2 defa bebek kaybettim. Ağır depresyon geçirdim ve birkaç ay zorlukla yürüdüm. Nefes problemi yaşadım, diyabetin sınırına girdim. Eşim “Bebek meselesi burada bitmiştir, ben seni kaybetmek istemiyorum” dedi. Tam bu sırada televizyonda evlat edinme üzerine bir filme denk geldim. Daha sonra biz niye yapmıyoruz dedik ve süreç başladı. Çok zorlu denemelerden geçtik. Derken bir gün iki kardeş var, düşünür müsünüz diye. O gece öylece kaldık, bir beklerken iki melek olacaktı hayatımızda. Ve üstelik biri bebekti. Sabah uyandığımda cevabım evetti. 

KIZIM TÜRKÇE KONUŞUYOR

Kardeşleri Türk gelenek ve göreneklere göre mi yetiştirecek siniz? 

Her iki kültürün içinde büyüyorlar. Ama kocam belki de benden daha fazla geleneklere bağlı ve bizim kültürümüzü, insanımızı çok seviyor. Kızım 5,5 yasında ve Türkçe öğrendi bile. Oğlum çok bebek ama bana anne, babasına dady diyor. 

Evde hep beraberken neler yapmaktan keyif alıyorsunuz?

Bizde aile zamanları çok önemli. Cumartesi sabahları Türk kahvaltısı yapılır, sonra  parklara gideriz, yürüyüş yaparız. Çocukların sevdiği etkinliklerdeyiz.
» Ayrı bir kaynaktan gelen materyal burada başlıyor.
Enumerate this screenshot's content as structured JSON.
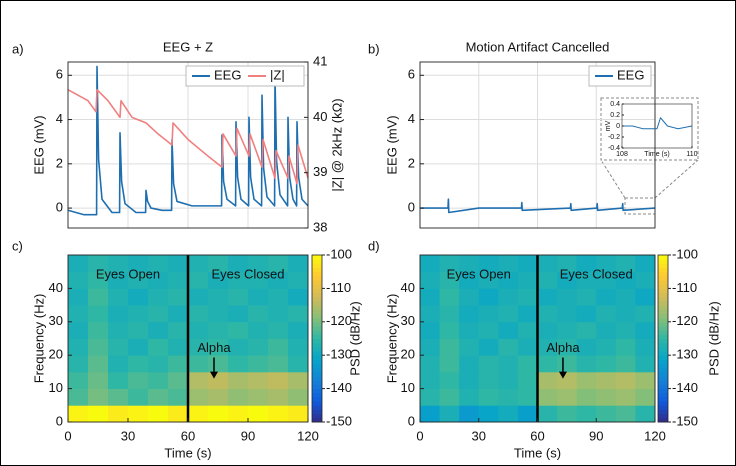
{
  "chart_data": [
    {
      "type": "line",
      "panel_label": "a)",
      "title": "EEG + Z",
      "ylabel": "EEG (mV)",
      "y2label": "|Z| @ 2kHz (kΩ)",
      "xlim": [
        0,
        120
      ],
      "xticks": [
        0,
        30,
        60,
        90,
        120
      ],
      "xticklabels": false,
      "ylim": [
        -0.9,
        6.6
      ],
      "yticks": [
        0,
        2,
        4,
        6
      ],
      "y2lim": [
        38,
        41
      ],
      "y2ticks": [
        38,
        39,
        40,
        41
      ],
      "grid": true,
      "legend": "upper right",
      "series": [
        {
          "name": "EEG",
          "color": "#1f6fb0",
          "x": [
            0,
            8,
            14.3,
            14.5,
            15.3,
            17,
            22,
            25.8,
            26,
            26.8,
            28.5,
            34,
            38.8,
            39,
            39.8,
            41.5,
            47,
            51.8,
            52,
            52.8,
            54.5,
            62,
            70,
            76.8,
            77,
            77.8,
            79.5,
            83.8,
            84,
            84.8,
            86.5,
            90.3,
            90.5,
            91.3,
            93,
            96.8,
            97,
            97.8,
            99.5,
            103.3,
            103.5,
            104.3,
            106,
            109.8,
            110,
            110.8,
            112.5,
            114.3,
            114.5,
            115.3,
            117,
            120
          ],
          "values": [
            -0.1,
            -0.3,
            -0.3,
            6.4,
            2.2,
            0.4,
            -0.2,
            -0.2,
            3.4,
            1.2,
            0.2,
            -0.2,
            -0.2,
            0.8,
            0.3,
            0,
            -0.1,
            -0.1,
            3.1,
            1.1,
            0.3,
            0.1,
            0.1,
            0.1,
            3.3,
            1.2,
            0.4,
            0.1,
            3.9,
            1.4,
            0.4,
            0.1,
            4.1,
            1.4,
            0.4,
            0.1,
            5.1,
            1.8,
            0.5,
            0.1,
            5.9,
            2.1,
            0.6,
            0.1,
            4.1,
            1.4,
            0.4,
            0.1,
            3.9,
            1.4,
            0.4,
            0.1
          ]
        },
        {
          "name": "|Z|",
          "color": "#f08080",
          "axis": "y2",
          "x": [
            0,
            5,
            10,
            14,
            14.5,
            20,
            26,
            26.5,
            32,
            39,
            45,
            52,
            52.5,
            60,
            70,
            77,
            77.5,
            84,
            84.5,
            90.5,
            91,
            97,
            97.5,
            103.5,
            104,
            110,
            110.5,
            114.5,
            115,
            120
          ],
          "values": [
            40.5,
            40.4,
            40.3,
            40.1,
            40.5,
            40.3,
            40.0,
            40.3,
            40.0,
            39.9,
            39.7,
            39.5,
            39.9,
            39.6,
            39.3,
            39.1,
            39.7,
            39.3,
            39.8,
            39.3,
            39.7,
            39.1,
            39.6,
            38.9,
            39.4,
            38.9,
            39.3,
            38.8,
            39.5,
            38.9
          ]
        }
      ]
    },
    {
      "type": "line",
      "panel_label": "b)",
      "title": "Motion Artifact Cancelled",
      "ylabel": "EEG (mV)",
      "xlim": [
        0,
        120
      ],
      "xticks": [
        0,
        30,
        60,
        90,
        120
      ],
      "xticklabels": false,
      "ylim": [
        -0.9,
        6.6
      ],
      "yticks": [
        0,
        2,
        4,
        6
      ],
      "grid": true,
      "legend": "upper right",
      "series": [
        {
          "name": "EEG",
          "color": "#1f6fb0",
          "x": [
            0,
            14.3,
            14.5,
            14.7,
            30,
            51.8,
            52,
            52.2,
            76.8,
            77,
            77.2,
            90.3,
            90.5,
            90.7,
            103.3,
            103.5,
            103.7,
            120
          ],
          "values": [
            0,
            0,
            0.4,
            -0.2,
            0,
            0,
            0.25,
            -0.1,
            0,
            0.2,
            -0.1,
            0,
            0.2,
            -0.1,
            0,
            0.2,
            -0.1,
            0
          ]
        }
      ]
    },
    {
      "type": "line",
      "xlabel": "Time (s)",
      "ylabel": "mV",
      "xlim": [
        108,
        110
      ],
      "xticks": [
        108,
        110
      ],
      "xticklabels": true,
      "ylim": [
        -0.4,
        0.4
      ],
      "yticks": [
        -0.4,
        -0.2,
        0,
        0.2,
        0.4
      ],
      "grid": false,
      "series": [
        {
          "color": "#1f6fb0",
          "x": [
            108,
            108.3,
            108.6,
            109,
            109.1,
            109.3,
            109.6,
            110
          ],
          "values": [
            0,
            0,
            -0.05,
            -0.05,
            0.15,
            0.0,
            -0.05,
            0
          ]
        }
      ]
    },
    {
      "type": "heatmap",
      "panel_label": "c)",
      "xlabel": "Time (s)",
      "ylabel": "Frequency (Hz)",
      "colorbar_label": "PSD (dB/Hz)",
      "colormap": "parula",
      "clim": [
        -150,
        -100
      ],
      "cticks": [
        -150,
        -140,
        -130,
        -120,
        -110,
        -100
      ],
      "xlim": [
        0,
        120
      ],
      "xticks": [
        0,
        30,
        60,
        90,
        120
      ],
      "ylim": [
        0,
        50
      ],
      "yticks": [
        0,
        10,
        20,
        30,
        40
      ],
      "xbins": [
        0,
        10,
        20,
        30,
        40,
        50,
        60,
        70,
        80,
        90,
        100,
        110,
        120
      ],
      "ybins": [
        0,
        5,
        10,
        15,
        20,
        25,
        30,
        35,
        40,
        45,
        50
      ],
      "divider": 60,
      "annotations": [
        {
          "text": "Eyes Open",
          "x": 30,
          "y": 44
        },
        {
          "text": "Eyes Closed",
          "x": 90,
          "y": 44
        },
        {
          "text": "Alpha",
          "x": 73,
          "y": 22,
          "arrow_to": [
            73,
            13
          ]
        }
      ],
      "z": [
        [
          -101,
          -100,
          -102,
          -101,
          -100,
          -102,
          -101,
          -100,
          -101,
          -100,
          -101,
          -102
        ],
        [
          -123,
          -120,
          -122,
          -124,
          -122,
          -123,
          -117,
          -116,
          -118,
          -117,
          -116,
          -118
        ],
        [
          -124,
          -121,
          -125,
          -123,
          -124,
          -122,
          -115,
          -114,
          -116,
          -115,
          -114,
          -116
        ],
        [
          -126,
          -122,
          -127,
          -125,
          -126,
          -124,
          -124,
          -123,
          -125,
          -124,
          -123,
          -126
        ],
        [
          -127,
          -123,
          -126,
          -128,
          -125,
          -127,
          -126,
          -125,
          -127,
          -126,
          -124,
          -127
        ],
        [
          -128,
          -124,
          -127,
          -126,
          -128,
          -126,
          -127,
          -126,
          -125,
          -127,
          -126,
          -128
        ],
        [
          -127,
          -125,
          -128,
          -127,
          -126,
          -128,
          -126,
          -127,
          -128,
          -126,
          -127,
          -126
        ],
        [
          -128,
          -124,
          -127,
          -129,
          -127,
          -126,
          -128,
          -127,
          -126,
          -128,
          -127,
          -129
        ],
        [
          -127,
          -125,
          -128,
          -127,
          -128,
          -127,
          -126,
          -128,
          -127,
          -127,
          -128,
          -127
        ],
        [
          -128,
          -126,
          -127,
          -128,
          -127,
          -128,
          -127,
          -126,
          -128,
          -127,
          -126,
          -128
        ]
      ]
    },
    {
      "type": "heatmap",
      "panel_label": "d)",
      "xlabel": "Time (s)",
      "ylabel": "Frequency (Hz)",
      "colorbar_label": "PSD (dB/Hz)",
      "colormap": "parula",
      "clim": [
        -150,
        -100
      ],
      "cticks": [
        -150,
        -140,
        -130,
        -120,
        -110,
        -100
      ],
      "xlim": [
        0,
        120
      ],
      "xticks": [
        0,
        30,
        60,
        90,
        120
      ],
      "ylim": [
        0,
        50
      ],
      "yticks": [
        0,
        10,
        20,
        30,
        40
      ],
      "xbins": [
        0,
        10,
        20,
        30,
        40,
        50,
        60,
        70,
        80,
        90,
        100,
        110,
        120
      ],
      "ybins": [
        0,
        5,
        10,
        15,
        20,
        25,
        30,
        35,
        40,
        45,
        50
      ],
      "divider": 60,
      "annotations": [
        {
          "text": "Eyes Open",
          "x": 30,
          "y": 44
        },
        {
          "text": "Eyes Closed",
          "x": 90,
          "y": 44
        },
        {
          "text": "Alpha",
          "x": 73,
          "y": 22,
          "arrow_to": [
            73,
            13
          ]
        }
      ],
      "z": [
        [
          -132,
          -128,
          -133,
          -131,
          -129,
          -132,
          -126,
          -124,
          -125,
          -124,
          -123,
          -126
        ],
        [
          -126,
          -124,
          -127,
          -125,
          -126,
          -125,
          -118,
          -117,
          -119,
          -118,
          -117,
          -119
        ],
        [
          -127,
          -125,
          -128,
          -126,
          -127,
          -125,
          -116,
          -115,
          -117,
          -116,
          -115,
          -117
        ],
        [
          -127,
          -124,
          -128,
          -126,
          -127,
          -125,
          -125,
          -124,
          -126,
          -125,
          -124,
          -127
        ],
        [
          -128,
          -124,
          -127,
          -129,
          -126,
          -128,
          -127,
          -126,
          -128,
          -127,
          -125,
          -128
        ],
        [
          -129,
          -125,
          -128,
          -127,
          -129,
          -127,
          -128,
          -127,
          -126,
          -128,
          -127,
          -129
        ],
        [
          -128,
          -126,
          -129,
          -128,
          -127,
          -129,
          -127,
          -128,
          -129,
          -127,
          -128,
          -127
        ],
        [
          -129,
          -125,
          -128,
          -130,
          -128,
          -127,
          -129,
          -128,
          -127,
          -129,
          -128,
          -130
        ],
        [
          -128,
          -126,
          -129,
          -128,
          -129,
          -128,
          -127,
          -129,
          -128,
          -128,
          -129,
          -128
        ],
        [
          -129,
          -127,
          -128,
          -129,
          -128,
          -129,
          -128,
          -127,
          -129,
          -128,
          -127,
          -129
        ]
      ]
    }
  ]
}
Dadıya, bakıcıya karşıyız. 

"Eşim İngiliz ve hayali emekli olunca Türkiye’de yaşamak."

ÇOCUKLARIMIN İKİ SOYADI VAR

Eşim mükemmel bir baba. Geçen yıl çok zor bir dönemden geçtik. Çocuklarımız ve babam, İngiltere ve Türkiye arasında gidip geldim. Benim olmadığım hiçbir an çocuklar ağlamadı. Eşim tek başına ikisine de baktı. Bu arada eşim babamı o kadar çok seviyordu ki, çocuklarımızın iki soyadını taşıması için benimkini de kendine ekledi.

LONDRA’DA YENİ OYUN

Tiyatro üzerine projeleriniz oluyor mu?

Evet birkaç ay önce bir İngiliz tiyatro grubuyla çalıştım. Onlara ‘Goodbye Charles’ adlı bir oyun sahneye koydum. Önümüzdeki sezonda ben tek kişilik bir oyun sahneleyeceğim.

BİR AŞK HİKAYESİ

Bu arada yeni bir kitap çıkardınız. Siz bu kitabı bize neyi göstermek için yazdınız?

Biz evlat edinme kararı verdiğimiz gün babam yoğun bakıma alındı, çocuklarımın resmi kararı çıktığında babamı kaybettim. Kitabım bir aşk hikâyesini, bir kavuşmayı ve bir vedayı anlatıyor.